European Central Bank supervisors are often too lenient with banks in how they manage credit risk, especially in the case of the worst performers, the European Court of Auditors (ECA) said on Friday in a report that highlighted a number of shortcomings.

The ECB supervises just over a hundred of the euro zone’s biggest banks and has long complained that lenders are not taking the risk of soured debt seriously, failing to recognise problems or set aside provisions.

But Friday’s report from the European Union’s external auditor suggests the problem is more systemic than a lack of compliance by banks.

The report concludes that the ECB applies its rules inconsistently, exercises leniency towards the highest-risk lenders, takes too long to make capital decisions, and does not always have adequate supervisory staff.

“The ECB did not impose proportionally higher (capital) requirements when banks faced higher risks, meaning that risks are not clearly linked to the requirement imposed,” the ECA said.

“For the highest-risk banks, it consistently selected requirements at the bottom of the pre-defined ranges,” the report said, adding that it saw a pattern of the ECB failing to sufficiently escalate supervisory measures when credit risk was high and sustained.

A result of this practice is that a lower-risk bank could actually have higher capital requirements than a higher-risk lender, the ECA said.

The report is the first since the ECB agreed in 2019 to share sensitive bank-specific data for auditing purposes, but its recommendations are non-binding.

Responding to the annex of the report, the ECB mostly defended its practices but acknowledged some issues.

“The ECB is of the view that its current methodology for determining additional capital requirements ensures that all material risks to which an institution is exposed are appropriately covered,” it said.

Non-performing loans have been on a steady decline for years and stand near an all-time-low, partly because of an aggressive ECB drive to free the bank sector from a historical burden.

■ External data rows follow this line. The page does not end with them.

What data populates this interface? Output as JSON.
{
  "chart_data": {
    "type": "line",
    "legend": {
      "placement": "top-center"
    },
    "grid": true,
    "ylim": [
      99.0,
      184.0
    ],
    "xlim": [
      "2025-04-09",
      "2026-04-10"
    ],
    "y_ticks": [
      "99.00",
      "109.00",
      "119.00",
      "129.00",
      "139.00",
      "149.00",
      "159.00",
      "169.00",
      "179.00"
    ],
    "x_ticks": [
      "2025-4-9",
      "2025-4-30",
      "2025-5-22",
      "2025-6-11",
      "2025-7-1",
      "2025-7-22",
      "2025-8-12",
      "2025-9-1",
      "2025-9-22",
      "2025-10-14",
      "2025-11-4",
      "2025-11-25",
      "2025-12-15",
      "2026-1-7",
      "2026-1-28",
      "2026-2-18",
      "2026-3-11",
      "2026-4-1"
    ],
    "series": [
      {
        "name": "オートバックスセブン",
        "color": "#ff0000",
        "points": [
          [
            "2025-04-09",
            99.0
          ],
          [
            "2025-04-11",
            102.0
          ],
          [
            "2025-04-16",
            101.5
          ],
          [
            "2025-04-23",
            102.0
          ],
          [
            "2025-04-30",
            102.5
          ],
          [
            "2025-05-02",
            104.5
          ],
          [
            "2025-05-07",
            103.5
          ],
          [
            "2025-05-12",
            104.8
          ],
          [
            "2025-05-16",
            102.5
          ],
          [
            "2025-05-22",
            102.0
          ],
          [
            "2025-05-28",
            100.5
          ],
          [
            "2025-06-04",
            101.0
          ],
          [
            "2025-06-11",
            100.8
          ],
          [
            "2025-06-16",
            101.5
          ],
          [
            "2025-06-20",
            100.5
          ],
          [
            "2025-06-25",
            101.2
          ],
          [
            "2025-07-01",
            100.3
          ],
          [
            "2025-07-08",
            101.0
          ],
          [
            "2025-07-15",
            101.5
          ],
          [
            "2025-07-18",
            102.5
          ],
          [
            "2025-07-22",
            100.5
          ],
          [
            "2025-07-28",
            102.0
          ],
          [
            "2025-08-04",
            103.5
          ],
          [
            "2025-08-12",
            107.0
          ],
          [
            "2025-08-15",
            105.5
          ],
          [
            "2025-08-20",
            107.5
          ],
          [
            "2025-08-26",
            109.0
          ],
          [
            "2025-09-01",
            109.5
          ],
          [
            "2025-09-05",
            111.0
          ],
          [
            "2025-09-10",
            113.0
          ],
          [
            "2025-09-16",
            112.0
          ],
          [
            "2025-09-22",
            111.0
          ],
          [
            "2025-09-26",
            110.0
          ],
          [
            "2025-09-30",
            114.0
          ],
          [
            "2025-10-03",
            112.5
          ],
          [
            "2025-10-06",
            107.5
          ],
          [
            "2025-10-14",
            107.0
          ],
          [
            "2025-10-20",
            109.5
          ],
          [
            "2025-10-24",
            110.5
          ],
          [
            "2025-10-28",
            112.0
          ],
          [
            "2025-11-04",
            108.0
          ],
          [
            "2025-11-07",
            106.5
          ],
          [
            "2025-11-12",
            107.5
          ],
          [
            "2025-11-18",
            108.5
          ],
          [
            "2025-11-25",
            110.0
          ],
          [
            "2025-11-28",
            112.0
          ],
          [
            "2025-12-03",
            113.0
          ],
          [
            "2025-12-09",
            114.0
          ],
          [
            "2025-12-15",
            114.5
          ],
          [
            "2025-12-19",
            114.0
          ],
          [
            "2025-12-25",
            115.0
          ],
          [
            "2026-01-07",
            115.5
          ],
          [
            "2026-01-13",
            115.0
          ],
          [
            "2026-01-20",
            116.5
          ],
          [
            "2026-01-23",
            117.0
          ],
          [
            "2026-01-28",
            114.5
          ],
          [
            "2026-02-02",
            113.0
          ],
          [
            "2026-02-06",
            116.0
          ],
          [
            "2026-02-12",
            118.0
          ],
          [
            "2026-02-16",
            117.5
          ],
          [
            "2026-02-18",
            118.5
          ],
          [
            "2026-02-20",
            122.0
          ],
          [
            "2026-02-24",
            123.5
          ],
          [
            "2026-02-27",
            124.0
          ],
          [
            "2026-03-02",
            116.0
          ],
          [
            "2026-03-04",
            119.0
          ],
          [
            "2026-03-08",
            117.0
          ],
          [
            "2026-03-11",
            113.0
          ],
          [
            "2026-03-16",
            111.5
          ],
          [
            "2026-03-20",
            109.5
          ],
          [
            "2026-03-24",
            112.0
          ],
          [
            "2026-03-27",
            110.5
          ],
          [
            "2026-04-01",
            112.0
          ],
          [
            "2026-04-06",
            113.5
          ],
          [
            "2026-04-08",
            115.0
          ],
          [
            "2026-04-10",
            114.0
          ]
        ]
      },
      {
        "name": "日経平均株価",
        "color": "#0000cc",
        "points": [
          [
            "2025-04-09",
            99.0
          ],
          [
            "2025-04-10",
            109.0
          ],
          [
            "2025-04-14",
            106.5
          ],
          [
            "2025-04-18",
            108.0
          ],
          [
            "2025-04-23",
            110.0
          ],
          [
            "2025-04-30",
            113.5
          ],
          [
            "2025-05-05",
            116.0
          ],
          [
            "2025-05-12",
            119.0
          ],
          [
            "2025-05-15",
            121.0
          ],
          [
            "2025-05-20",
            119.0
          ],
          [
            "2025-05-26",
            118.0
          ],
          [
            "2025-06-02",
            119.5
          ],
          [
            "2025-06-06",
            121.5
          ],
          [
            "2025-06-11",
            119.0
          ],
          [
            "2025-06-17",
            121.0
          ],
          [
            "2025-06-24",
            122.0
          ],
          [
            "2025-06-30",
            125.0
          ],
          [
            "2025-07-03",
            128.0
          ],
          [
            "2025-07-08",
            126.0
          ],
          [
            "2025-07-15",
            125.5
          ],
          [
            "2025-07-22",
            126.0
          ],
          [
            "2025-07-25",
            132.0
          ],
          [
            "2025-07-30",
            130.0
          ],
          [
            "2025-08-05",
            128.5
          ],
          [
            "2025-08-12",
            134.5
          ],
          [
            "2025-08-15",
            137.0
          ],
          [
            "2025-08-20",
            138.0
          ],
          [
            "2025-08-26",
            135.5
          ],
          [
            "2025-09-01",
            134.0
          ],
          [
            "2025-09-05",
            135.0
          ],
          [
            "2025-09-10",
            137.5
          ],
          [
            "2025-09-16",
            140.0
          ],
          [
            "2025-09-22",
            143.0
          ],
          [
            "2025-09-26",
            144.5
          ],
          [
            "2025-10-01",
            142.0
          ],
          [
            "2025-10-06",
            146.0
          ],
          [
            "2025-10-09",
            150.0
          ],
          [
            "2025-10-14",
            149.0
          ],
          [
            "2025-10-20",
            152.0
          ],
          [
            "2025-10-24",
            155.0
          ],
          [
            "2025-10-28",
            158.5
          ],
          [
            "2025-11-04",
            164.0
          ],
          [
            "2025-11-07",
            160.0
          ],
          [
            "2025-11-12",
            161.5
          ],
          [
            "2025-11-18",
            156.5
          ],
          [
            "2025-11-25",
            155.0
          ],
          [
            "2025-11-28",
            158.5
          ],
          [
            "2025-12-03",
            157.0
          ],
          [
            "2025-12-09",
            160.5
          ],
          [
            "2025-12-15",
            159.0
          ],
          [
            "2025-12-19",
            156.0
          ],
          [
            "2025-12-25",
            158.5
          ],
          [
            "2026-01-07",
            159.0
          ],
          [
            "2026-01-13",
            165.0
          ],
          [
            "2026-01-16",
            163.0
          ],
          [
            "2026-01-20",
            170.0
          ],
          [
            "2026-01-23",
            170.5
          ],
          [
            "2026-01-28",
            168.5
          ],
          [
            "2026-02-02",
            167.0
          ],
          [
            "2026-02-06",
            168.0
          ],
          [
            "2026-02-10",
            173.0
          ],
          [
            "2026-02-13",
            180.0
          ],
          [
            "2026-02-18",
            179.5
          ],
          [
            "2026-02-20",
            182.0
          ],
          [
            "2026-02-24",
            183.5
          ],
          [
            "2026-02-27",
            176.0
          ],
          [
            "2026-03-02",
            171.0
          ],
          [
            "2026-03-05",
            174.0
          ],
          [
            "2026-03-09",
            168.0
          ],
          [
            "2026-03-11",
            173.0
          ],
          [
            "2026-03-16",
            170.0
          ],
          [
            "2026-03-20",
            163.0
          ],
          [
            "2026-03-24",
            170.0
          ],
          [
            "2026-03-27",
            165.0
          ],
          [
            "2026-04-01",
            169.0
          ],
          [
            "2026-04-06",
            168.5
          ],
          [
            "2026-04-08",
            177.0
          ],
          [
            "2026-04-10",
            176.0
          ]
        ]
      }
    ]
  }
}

Still, the report added that the methodology the ECB has used since 2021 to determine additional capital requirements did not provide assurance that lenders’ various individual risks were appropriately covered.

The ECB also takes too long to issue its final capital requirement decisions, such that risks are not always managed in a timely way, the report found.

Another issue was staffing constraints.

The ECB has decided not to increase headcount from 2023 and nine out of 22 national supervisors fall short when it comes to staffing joint supervisory teams, the report said.